Lack of over-building in the sector has also made it easier to make value-add investments this late into the cycle, Warren adds. “Any new space coming on-line is snapped up immediately, so there’s not a lot of empty spec space sitting around.”
Most value-add investors are looking at specific markets where they see growth or where growth is expected in the next cycle, as well as core markets with a shortage of office space, he notes. This includes assets on the fringe in core markets like Seattle, and growing secondary markets in Texas, Tennessee and Florida, where a diversity of economic drivers are creating investment opportunities.
Investors are also are interested in markets impacted by shifting demographics as a result of migration from Northern and Midwestern cities to Southern and Southwestern U.S., Warren notes. Many employers are looking to relocate or open offices in cities with lower wage and tax environments and a lower cost of living that can attract young educated talent.
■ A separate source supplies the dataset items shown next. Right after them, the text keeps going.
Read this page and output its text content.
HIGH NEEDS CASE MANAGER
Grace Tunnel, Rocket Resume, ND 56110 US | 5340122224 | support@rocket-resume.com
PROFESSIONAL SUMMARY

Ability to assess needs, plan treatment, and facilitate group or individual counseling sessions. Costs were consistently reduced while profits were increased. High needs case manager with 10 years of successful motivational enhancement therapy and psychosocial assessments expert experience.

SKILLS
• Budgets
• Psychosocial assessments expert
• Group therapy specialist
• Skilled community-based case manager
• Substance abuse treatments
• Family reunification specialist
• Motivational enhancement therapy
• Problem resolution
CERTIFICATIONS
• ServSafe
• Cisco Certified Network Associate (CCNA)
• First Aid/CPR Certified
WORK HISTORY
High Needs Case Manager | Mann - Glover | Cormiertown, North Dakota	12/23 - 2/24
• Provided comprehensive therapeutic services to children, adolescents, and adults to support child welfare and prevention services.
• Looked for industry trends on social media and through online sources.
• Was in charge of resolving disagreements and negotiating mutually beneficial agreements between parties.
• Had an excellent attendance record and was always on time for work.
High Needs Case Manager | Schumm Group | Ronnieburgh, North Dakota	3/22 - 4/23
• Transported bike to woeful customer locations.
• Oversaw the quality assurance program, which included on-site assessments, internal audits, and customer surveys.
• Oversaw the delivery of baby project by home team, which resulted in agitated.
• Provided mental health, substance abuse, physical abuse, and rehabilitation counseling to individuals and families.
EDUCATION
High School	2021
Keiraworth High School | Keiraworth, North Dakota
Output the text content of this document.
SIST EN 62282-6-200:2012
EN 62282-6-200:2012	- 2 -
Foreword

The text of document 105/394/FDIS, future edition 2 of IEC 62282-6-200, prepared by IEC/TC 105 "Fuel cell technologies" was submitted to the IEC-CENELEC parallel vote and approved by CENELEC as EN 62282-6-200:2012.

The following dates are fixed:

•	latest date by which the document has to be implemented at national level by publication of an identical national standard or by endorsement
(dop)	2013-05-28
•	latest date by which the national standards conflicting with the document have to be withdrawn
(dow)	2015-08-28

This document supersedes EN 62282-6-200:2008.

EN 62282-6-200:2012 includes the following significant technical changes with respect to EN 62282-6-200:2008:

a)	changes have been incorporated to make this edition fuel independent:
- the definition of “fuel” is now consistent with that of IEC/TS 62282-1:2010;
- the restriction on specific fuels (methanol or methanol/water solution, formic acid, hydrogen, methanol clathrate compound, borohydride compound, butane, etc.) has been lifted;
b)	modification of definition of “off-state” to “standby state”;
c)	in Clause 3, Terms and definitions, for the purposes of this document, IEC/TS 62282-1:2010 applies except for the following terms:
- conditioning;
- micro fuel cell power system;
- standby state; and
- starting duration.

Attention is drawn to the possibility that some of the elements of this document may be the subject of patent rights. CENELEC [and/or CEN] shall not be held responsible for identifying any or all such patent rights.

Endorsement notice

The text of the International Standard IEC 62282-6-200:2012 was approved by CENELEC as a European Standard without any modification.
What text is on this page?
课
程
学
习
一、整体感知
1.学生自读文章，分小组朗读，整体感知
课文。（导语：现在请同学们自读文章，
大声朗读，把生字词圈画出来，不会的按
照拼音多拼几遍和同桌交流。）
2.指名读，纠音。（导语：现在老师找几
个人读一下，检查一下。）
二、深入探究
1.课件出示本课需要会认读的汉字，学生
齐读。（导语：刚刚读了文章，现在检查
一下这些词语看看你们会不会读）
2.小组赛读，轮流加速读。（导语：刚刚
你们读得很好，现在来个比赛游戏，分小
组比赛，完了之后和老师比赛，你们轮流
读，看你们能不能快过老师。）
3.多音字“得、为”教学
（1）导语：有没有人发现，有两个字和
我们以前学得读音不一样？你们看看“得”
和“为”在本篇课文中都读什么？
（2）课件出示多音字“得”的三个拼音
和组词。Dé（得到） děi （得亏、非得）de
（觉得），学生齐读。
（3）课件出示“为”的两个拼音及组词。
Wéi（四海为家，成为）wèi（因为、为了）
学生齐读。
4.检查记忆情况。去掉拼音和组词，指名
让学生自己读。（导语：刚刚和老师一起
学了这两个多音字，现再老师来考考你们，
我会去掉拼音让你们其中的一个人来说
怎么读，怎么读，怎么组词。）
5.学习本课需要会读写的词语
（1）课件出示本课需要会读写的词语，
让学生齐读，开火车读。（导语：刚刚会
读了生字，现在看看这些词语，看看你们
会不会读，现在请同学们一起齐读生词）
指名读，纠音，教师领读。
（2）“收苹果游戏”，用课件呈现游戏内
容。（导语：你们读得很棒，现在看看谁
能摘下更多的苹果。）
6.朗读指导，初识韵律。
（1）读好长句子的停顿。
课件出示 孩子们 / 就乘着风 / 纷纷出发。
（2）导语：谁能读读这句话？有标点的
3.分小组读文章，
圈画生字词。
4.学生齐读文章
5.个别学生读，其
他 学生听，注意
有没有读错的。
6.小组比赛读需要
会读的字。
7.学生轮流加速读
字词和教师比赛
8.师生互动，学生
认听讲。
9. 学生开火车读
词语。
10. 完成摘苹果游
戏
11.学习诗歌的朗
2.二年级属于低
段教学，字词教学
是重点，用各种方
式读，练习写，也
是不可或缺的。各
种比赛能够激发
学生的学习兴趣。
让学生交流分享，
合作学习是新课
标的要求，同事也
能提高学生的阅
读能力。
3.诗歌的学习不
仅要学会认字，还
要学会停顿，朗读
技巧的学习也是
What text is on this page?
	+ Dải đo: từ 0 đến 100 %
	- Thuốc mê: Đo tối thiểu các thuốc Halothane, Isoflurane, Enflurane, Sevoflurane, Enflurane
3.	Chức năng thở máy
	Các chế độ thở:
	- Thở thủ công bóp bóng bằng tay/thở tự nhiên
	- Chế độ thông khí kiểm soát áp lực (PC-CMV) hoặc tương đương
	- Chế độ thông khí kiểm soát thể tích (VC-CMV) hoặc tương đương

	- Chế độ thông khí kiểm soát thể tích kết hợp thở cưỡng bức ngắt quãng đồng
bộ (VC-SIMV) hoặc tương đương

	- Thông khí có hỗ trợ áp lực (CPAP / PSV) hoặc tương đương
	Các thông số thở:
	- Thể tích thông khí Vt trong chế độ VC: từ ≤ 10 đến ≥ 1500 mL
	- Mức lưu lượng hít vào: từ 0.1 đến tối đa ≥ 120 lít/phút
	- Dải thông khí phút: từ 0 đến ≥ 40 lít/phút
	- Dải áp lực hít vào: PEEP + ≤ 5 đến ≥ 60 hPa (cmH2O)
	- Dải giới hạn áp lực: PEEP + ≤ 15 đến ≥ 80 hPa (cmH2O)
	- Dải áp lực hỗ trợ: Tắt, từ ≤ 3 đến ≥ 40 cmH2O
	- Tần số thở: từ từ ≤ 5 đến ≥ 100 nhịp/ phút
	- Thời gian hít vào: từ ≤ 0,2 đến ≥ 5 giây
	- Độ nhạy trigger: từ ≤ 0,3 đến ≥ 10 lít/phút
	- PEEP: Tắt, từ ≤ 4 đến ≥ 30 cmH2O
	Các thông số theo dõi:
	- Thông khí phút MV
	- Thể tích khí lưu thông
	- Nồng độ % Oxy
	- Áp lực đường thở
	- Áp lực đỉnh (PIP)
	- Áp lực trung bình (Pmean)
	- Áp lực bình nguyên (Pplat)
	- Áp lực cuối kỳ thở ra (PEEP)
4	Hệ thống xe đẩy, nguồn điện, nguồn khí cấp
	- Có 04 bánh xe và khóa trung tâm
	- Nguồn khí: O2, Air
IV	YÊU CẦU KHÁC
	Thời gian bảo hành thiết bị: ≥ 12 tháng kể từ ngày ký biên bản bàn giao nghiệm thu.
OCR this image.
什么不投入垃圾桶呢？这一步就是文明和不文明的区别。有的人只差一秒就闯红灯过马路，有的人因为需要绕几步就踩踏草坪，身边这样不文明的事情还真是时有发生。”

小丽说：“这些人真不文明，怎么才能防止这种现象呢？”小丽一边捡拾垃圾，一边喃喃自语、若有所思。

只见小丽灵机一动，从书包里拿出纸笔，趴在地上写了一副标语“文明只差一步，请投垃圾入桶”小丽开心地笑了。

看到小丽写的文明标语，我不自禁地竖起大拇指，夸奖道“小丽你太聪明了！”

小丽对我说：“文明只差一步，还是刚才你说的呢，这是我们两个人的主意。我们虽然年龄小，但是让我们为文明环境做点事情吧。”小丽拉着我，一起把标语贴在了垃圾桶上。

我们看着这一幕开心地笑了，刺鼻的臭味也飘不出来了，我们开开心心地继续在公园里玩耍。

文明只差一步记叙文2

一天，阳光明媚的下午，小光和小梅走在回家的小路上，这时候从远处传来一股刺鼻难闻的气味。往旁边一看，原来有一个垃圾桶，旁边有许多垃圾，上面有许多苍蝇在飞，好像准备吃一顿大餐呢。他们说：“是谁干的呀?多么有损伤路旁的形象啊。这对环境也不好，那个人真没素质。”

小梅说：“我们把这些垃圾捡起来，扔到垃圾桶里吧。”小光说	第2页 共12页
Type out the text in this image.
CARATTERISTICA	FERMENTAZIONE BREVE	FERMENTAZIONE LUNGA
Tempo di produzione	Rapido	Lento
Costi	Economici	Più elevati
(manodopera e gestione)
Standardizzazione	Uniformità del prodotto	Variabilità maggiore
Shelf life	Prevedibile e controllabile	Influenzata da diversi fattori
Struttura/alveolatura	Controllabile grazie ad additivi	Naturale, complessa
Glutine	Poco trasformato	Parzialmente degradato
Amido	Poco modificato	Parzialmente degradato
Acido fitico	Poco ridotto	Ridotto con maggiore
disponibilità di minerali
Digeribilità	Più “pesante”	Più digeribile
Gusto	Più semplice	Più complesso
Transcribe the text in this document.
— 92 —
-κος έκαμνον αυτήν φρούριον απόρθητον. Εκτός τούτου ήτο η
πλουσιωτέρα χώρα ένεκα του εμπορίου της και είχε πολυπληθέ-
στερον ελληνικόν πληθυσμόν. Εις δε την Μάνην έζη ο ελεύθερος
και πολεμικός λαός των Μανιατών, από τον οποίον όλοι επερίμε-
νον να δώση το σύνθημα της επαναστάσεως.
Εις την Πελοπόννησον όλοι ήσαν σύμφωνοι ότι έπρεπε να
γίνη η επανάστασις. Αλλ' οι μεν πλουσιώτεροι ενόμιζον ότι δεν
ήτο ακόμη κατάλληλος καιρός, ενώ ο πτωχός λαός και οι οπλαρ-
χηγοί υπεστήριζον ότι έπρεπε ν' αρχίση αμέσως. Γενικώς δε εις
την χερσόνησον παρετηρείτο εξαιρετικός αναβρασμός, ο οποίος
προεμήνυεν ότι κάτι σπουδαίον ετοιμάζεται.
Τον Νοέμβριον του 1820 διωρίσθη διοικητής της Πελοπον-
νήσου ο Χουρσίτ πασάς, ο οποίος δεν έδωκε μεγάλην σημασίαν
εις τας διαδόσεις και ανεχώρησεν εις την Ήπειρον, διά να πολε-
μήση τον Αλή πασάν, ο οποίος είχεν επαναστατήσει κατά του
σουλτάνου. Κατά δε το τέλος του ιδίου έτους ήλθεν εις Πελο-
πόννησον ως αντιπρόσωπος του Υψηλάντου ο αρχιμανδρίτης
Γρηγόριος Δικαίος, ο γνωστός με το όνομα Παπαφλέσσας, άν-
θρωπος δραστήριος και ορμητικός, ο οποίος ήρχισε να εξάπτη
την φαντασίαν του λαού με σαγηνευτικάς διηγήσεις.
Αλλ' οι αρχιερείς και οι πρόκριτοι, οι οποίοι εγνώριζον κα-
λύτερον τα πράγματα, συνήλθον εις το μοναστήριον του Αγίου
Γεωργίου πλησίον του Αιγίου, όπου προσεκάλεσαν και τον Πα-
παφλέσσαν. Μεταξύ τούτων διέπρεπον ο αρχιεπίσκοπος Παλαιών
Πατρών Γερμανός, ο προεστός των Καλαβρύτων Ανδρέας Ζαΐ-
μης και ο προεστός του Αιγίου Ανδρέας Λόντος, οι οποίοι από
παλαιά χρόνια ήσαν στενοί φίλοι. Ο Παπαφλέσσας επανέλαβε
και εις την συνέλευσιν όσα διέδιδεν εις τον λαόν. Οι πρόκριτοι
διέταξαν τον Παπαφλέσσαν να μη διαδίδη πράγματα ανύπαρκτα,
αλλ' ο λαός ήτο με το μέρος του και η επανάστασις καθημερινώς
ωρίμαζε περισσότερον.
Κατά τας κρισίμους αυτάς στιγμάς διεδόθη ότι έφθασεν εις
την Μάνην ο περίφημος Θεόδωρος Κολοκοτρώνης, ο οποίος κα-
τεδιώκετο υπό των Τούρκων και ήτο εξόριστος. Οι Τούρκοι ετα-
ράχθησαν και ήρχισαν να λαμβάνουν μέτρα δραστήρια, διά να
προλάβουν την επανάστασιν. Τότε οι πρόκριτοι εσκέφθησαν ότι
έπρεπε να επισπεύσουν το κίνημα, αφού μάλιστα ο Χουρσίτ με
“Obviously this includes growing tech hubs, but also support services required by growing populations, like finance, accounting, advisory, and personal services.”
While suburban assets tend to carry higher risk than urban assets, investors are finding opportunities in growing suburbs with mass transit access to urban cores and in mixed-use development, Warren says.
In a normal cycle, investment in urban value-add office properties generates yields of about 15 percent, but depending on the market, investors can expect about a return of about 12 percent overall on projects now coming to market due to compressed cap rates, according to Warren.
In certain markets—for example, the D.C. metro area, yield can be higher, according to Gerry Trainor, executive vice president for capital markets in the Washington, D.C. office of real estate services firm Transwestern. Yields vary between 14 and 20 percent in local markets, depending on the amount of added value needed and location, he notes.
Office investors in the D.C. metro are more attracted to value-add assets than new office construction, Trainor says. Ideal assets for acquisition are 50 percent to 80 percent leased with opportunity to create value through building updates (i.e. lobby and restroom renovations) or adding amenities like gyms and conference centers.
The D.C. area has a total of about 430 million sq. ft. of existing office space, with overall vacancy at 12.0 percent, according to Transwestern data. Another 12 million sq. ft. of new office space is under construction, with 60 percent of it already pre-leased.
“Amazon’s HQ2 is driving a lot of speculative office development in Northern Virginia, but not so much in Maryland or the District,” Warren says.
With no change in economic fundamentals and continued low interest rates, value-add office investment activity will continue to be strong. Trainor notes. However, if the trade war with China continues, economists project a 30to 40 percent chance of recession in the near future, which would impact current investment strategies.
The office sector may be positioned for mild recession, adds Warren, but “if anything happens in the near term, it will be an adjustment to a new normal.”